Lucas explained that if a child is hand flapping, or jumping, or upset, many of the other parents at the event will understand what’s going on and offer help and support. Being a part of this network of families can also be incredibly helpful to a parent whose child has just recently been diagnosed with autism, she said.
“We have a mom, her son was just diagnosed, like, two weeks ago. She reached out to me on Facebook and asked about what we were doing, and I told her to come out so that I can provide her with some support and next steps,” Lucas said.
She ended up coming to the event with her whole family unit, and Lucas said she got to interact with other parents and see how they live their lives.
“It’s a pretty good network. And we kind of stick together in that way,” Lucas said.
It’s a win-win situation. The parents find support and safety with each other, and the children get to have the social experiences they are often lacking.
“I’m just trying to figure out how we can prepare these kids for fulfilling lives, you know, improve their quality of life,” Lucas said. “You can’t have a happy life when you’re always isolated.”
More events to come
Flint’s Zeta Beta Zeta Chapter President Karen Utsey said she was glad Lucas took the lead within the chapter to host events centered around autism awareness and acceptance.
“She strives to make sure that Mason is included, and that he can interact with other children,” Utsey said. “And he’s the greatest kid, and so she’s gotten such a large support system in the organization. And we had a good turnout tonight.”
Utsey said she saw that some of the children were shy at first, but that after a little while, they “just opened right up.”
The following day, on Saturday, April 23, Lucas hosted another social event at Totem Bookstore for families to play “sensory-friendly” board games.
She said planning that event was made easy with the support of the store owner. Lucas said he adjusted the environment to create an open space inside the bookstore for the families to play.
“He was amazing. He was just like, ‘We’ve been trying to figure out how we can get more people within the community, open it up, make it more diverse,'” she said. “But not every business is like that.”
For Lucas to plan the social events that she does, she says she needs businesses who are willing to adjust their spaces and work with her to create an inclusive environment.
For the bowling alley, Lucas said no adjustments needed to be made. She checked with all of the families to see what their children’s sensitivities were. If there were light sensitivities, she said she would have adjusted the lighting situation. For one family with noise sensitivities, Lucas provided noise-canceling headphones.
“I think if more businesses came on board, we could provide more opportunities, so I’m limited by that,” Lucas said.
She hopes that more businesses will be open to having those events in their spaces, and says this kind of social interaction is beneficial to everyone involved, not just the children with autism.
“I think it’s important that families have their kids around kids with learning differences or social differences because it helps them to be more accepting, to create a more inclusive environment, and for them to be more well-rounded than individuals too,” Lucas said.

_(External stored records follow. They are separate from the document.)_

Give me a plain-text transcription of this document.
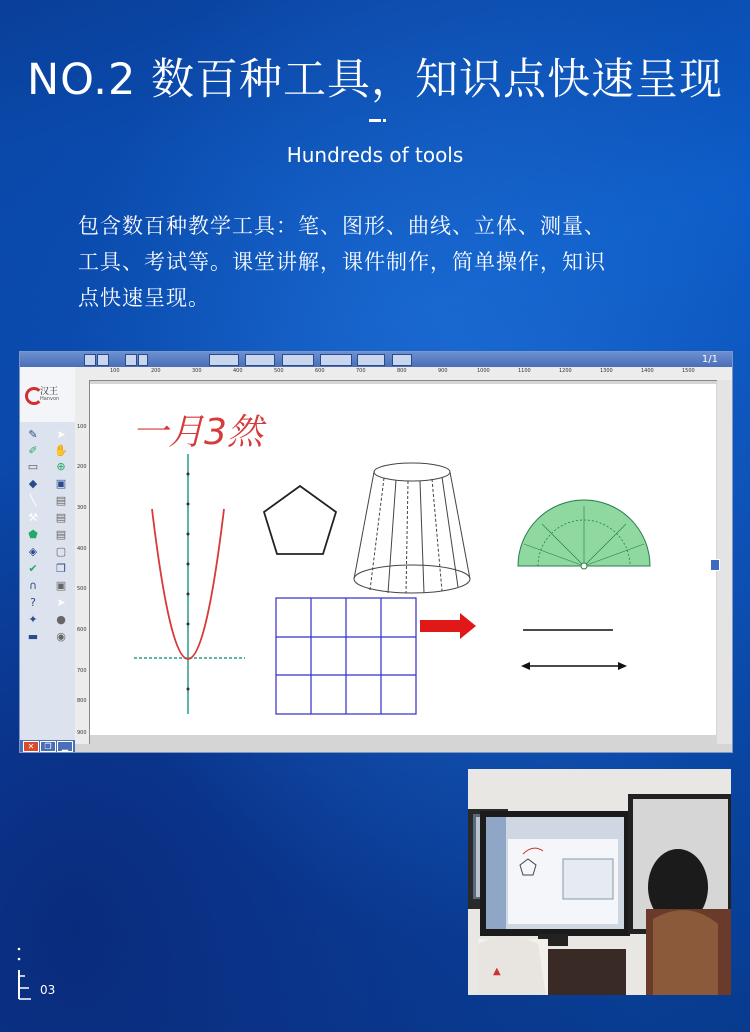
NO.2 数百种工具，知识点快速呈现
Hundreds of tools
包含数百种教学工具：笔、图形、曲线、立体、测量、
工具、考试等。课堂讲解，课件制作，简单操作，知识
点快速呈现。
1/1
汉王
Hanvon
✎ ➤
✐ ✋
▭ ⊕
◆ ▣
╲	▤
⚒ ▤
⬟ ▤
◈ ▢
✔ ❐
∩ ▣
?	➤
✦ ●
▬ ◉
✕	❐	▁
100	200	300	400	500	600	700	800	900	1000	1100	1200	1300	1400	1500
100
200
300
400
500
600
700
800
900
一月3然
▲
03
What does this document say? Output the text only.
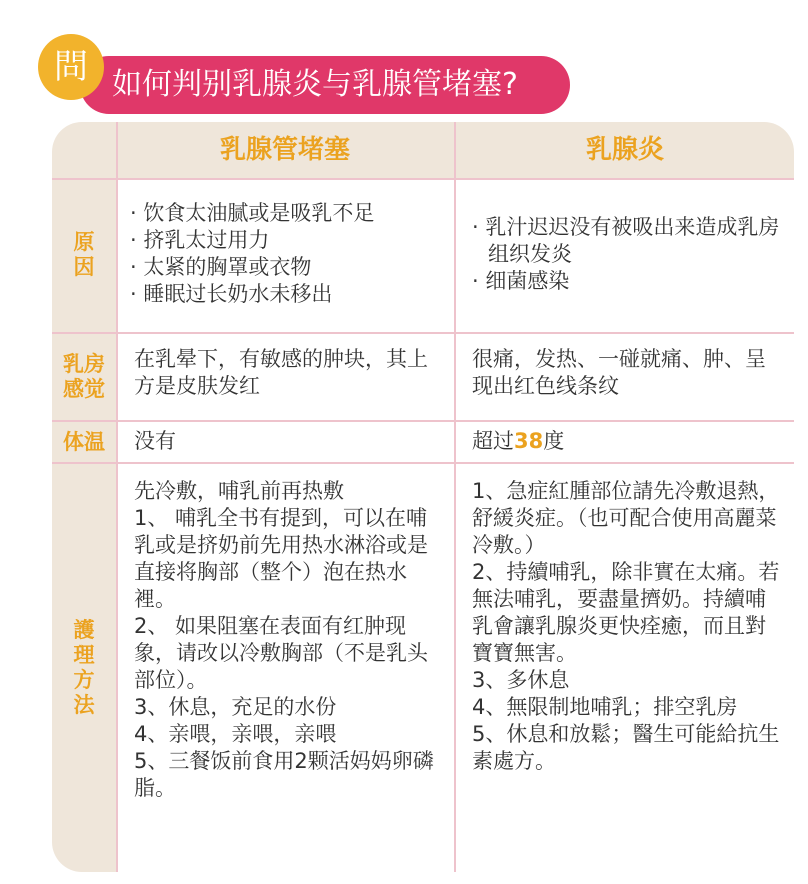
問 如何判别乳腺炎与乳腺管堵塞?
乳腺管堵塞	乳腺炎
原
因
乳房
感觉
体温
護
理
方
法

· 饮食太油腻或是吸乳不足

· 挤乳太过用力

· 太紧的胸罩或衣物

· 睡眠过长奶水未移出

· 乳汁迟迟没有被吸出来造成乳房组织发炎

· 细菌感染

在乳晕下，有敏感的肿块，其上方是皮肤发红

很痛，发热、一碰就痛、肿、呈现出红色线条纹

没有	超过38度

先冷敷，哺乳前再热敷

1、 哺乳全书有提到，可以在哺乳或是挤奶前先用热水淋浴或是直接将胸部（整个）泡在热水裡。

2、 如果阻塞在表面有红肿现象，请改以冷敷胸部（不是乳头部位）。

3、休息，充足的水份

4、亲喂，亲喂，亲喂

5、三餐饭前食用2颗活妈妈卵磷脂。

1、急症紅腫部位請先冷敷退熱，舒緩炎症。（也可配合使用高麗菜冷敷。）

2、持續哺乳，除非實在太痛。若無法哺乳，要盡量擠奶。持續哺乳會讓乳腺炎更快痊癒，而且對寶寶無害。

3、多休息

4、無限制地哺乳；排空乳房

5、休息和放鬆；醫生可能給抗生素處方。
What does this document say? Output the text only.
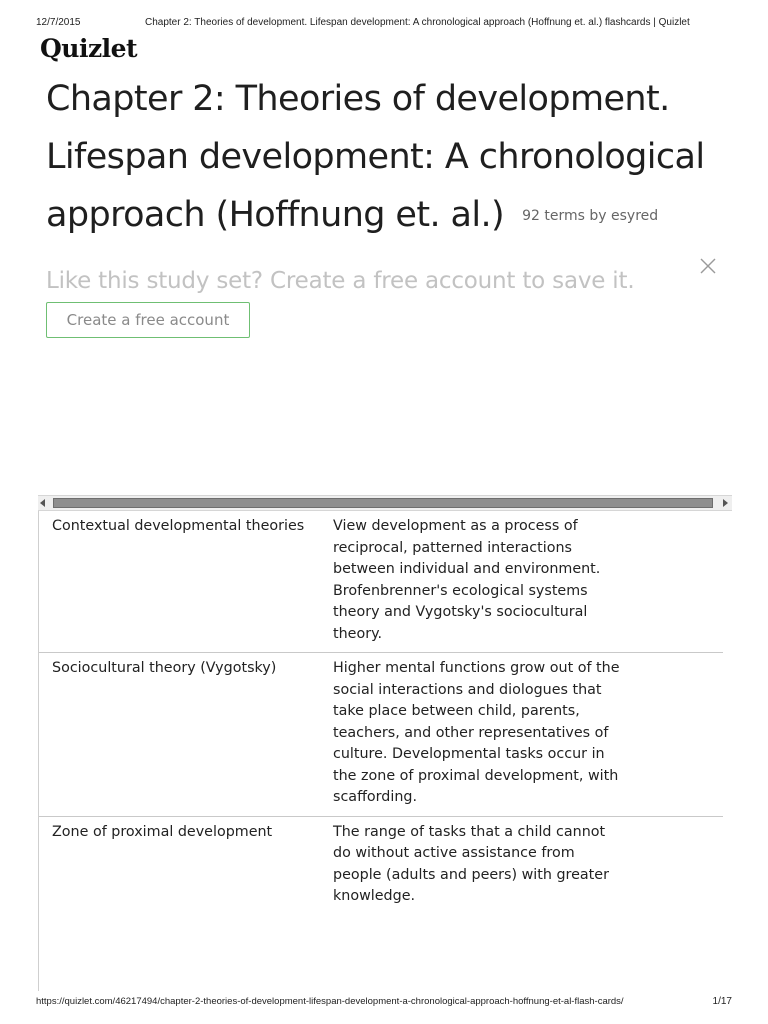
12/7/2015	Chapter 2: Theories of development. Lifespan development: A chronological approach (Hoffnung et. al.) flashcards | Quizlet
Quizlet
Chapter 2: Theories of development.
Lifespan development: A chronological
approach (Hoffnung et. al.) 92 terms by esyred
Like this study set? Create a free account to save it.
Create a free account
Contextual developmental theories	View development as a process of reciprocal, patterned interactions between individual and environment. Brofenbrenner's ecological systems theory and Vygotsky's sociocultural theory.
Sociocultural theory (Vygotsky)	Higher mental functions grow out of the social interactions and diologues that take place between child, parents, teachers, and other representatives of culture. Developmental tasks occur in the zone of proximal development, with scaffording.
Zone of proximal development	The range of tasks that a child cannot do without active assistance from people (adults and peers) with greater knowledge.
https://quizlet.com/46217494/chapter-2-theories-of-development-lifespan-development-a-chronological-approach-hoffnung-et-al-flash-cards/	1/17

Tanisha Wilson brought her daughter to the bowling event. Wilson’s daughter doesn’t have autism, but she is an only child, so Wilson said she had a great time getting to socialize with other children.
Wilson also used to work for the GISD, and said she thought events centered around autism awareness and acceptance were important for the community.
“It shows kids that there’s different kinds of children out here. They need to respect and understand that, and have compassion and empathy for students with special needs,” Wilson said.
Wilson and Lucas both touched on the fact that neurotypical children and children with learning differences will need to be able to work together in the future.
“Having these different kinds of kids together not only benefits our kids,” Lucas said. “You’re going to work with these people. So you need to learn how to cope, and you’re going to need to learn how to communicate with them.”